Maeglin screamed as his mind flooded with memories of torture as vivid as though he’d felt them himself. He screamed as things tore him apart limb by limb and he was aware for every moment of it, screamed as his skin was stripped off whole and hung out to dry, screamed as he was encased in rock and made to watch his mother’s death over – over – over.
He screamed as the blood in his veins was replaced by fire and burned all through his body from the inside out, as he was left chest gaping open with dark beasts closing in hungry, as chained like a dog he watched foul things take Idril over – over – over –
He screamed until he could scream no more, and then Morgoth spoke.
Now you know what awaits you if you resist. Do you still wish to stand against me?
He could say nothing, huddled shaking, feeling as though a fist still wrapped around his brain, poised to crush it. But he shook his head. No use. How could anyone ever…how could anyone ever think to…
Then you are mine, and there was satisfaction, there. Tell me where the hidden city is, and I will let you free, and give you your woman and the lordship you desire besides.
At least he could save Idril. No, he would not pretend it was for selfless motives. He could not endure, could not last – better to die drowning in blood from an open throat than suffer that forever. He was already lost. They were already lost.
He gave up the location willingly, and did not lift his eyes.
The Dark Lord kept his word. When it was done, the same hands that had taken him here flung him out, though out of some crude, cruel jest on a precipice, the only way down a narrow, creeping path. Surely they knew nothing of his secret fears of falling. Surely.
Maeglin clung to the wall on the way down, aching in every bone and muscle and even more in mind. Never, never, had he hated himself so much in his whole life. But it was too late for that. Too late. Too late.
He made it, perhaps, halfway down before his knees gave out and he slid to huddle against the wall, shoulders shaking, and wept.
The wind whistled by, shrill and harsh – not like moaning, he noted with a shudder – and he thought about giving himself to it, but the idea of falling frightened him. Anything, as long as I’m alive.
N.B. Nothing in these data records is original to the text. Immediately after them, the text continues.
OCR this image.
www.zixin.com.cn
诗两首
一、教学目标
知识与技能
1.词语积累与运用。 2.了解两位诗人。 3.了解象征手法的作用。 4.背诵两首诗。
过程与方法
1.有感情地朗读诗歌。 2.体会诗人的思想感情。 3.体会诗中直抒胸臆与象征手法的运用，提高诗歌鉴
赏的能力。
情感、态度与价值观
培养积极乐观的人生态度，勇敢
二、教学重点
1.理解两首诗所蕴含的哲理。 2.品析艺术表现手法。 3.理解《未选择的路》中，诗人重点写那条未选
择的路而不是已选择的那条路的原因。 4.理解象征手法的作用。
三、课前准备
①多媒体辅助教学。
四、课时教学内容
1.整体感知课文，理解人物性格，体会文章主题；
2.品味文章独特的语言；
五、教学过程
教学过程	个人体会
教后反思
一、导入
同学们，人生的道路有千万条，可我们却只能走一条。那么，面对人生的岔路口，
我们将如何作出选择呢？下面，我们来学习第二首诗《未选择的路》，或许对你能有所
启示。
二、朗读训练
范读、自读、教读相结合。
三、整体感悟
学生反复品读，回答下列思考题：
He laughed, then, brokenly, hoarsely, madly, and once he started he couldn’t stop, and once he started it felt like it could last forever. The feeling of vertigo was dizzying. And it was all so useless. So, so, useless.
The thought gave him the strength to rise again and continue his way down. He didn’t look over the edge. If he looked toward the ground, he thought, he would not be able to resist its pull.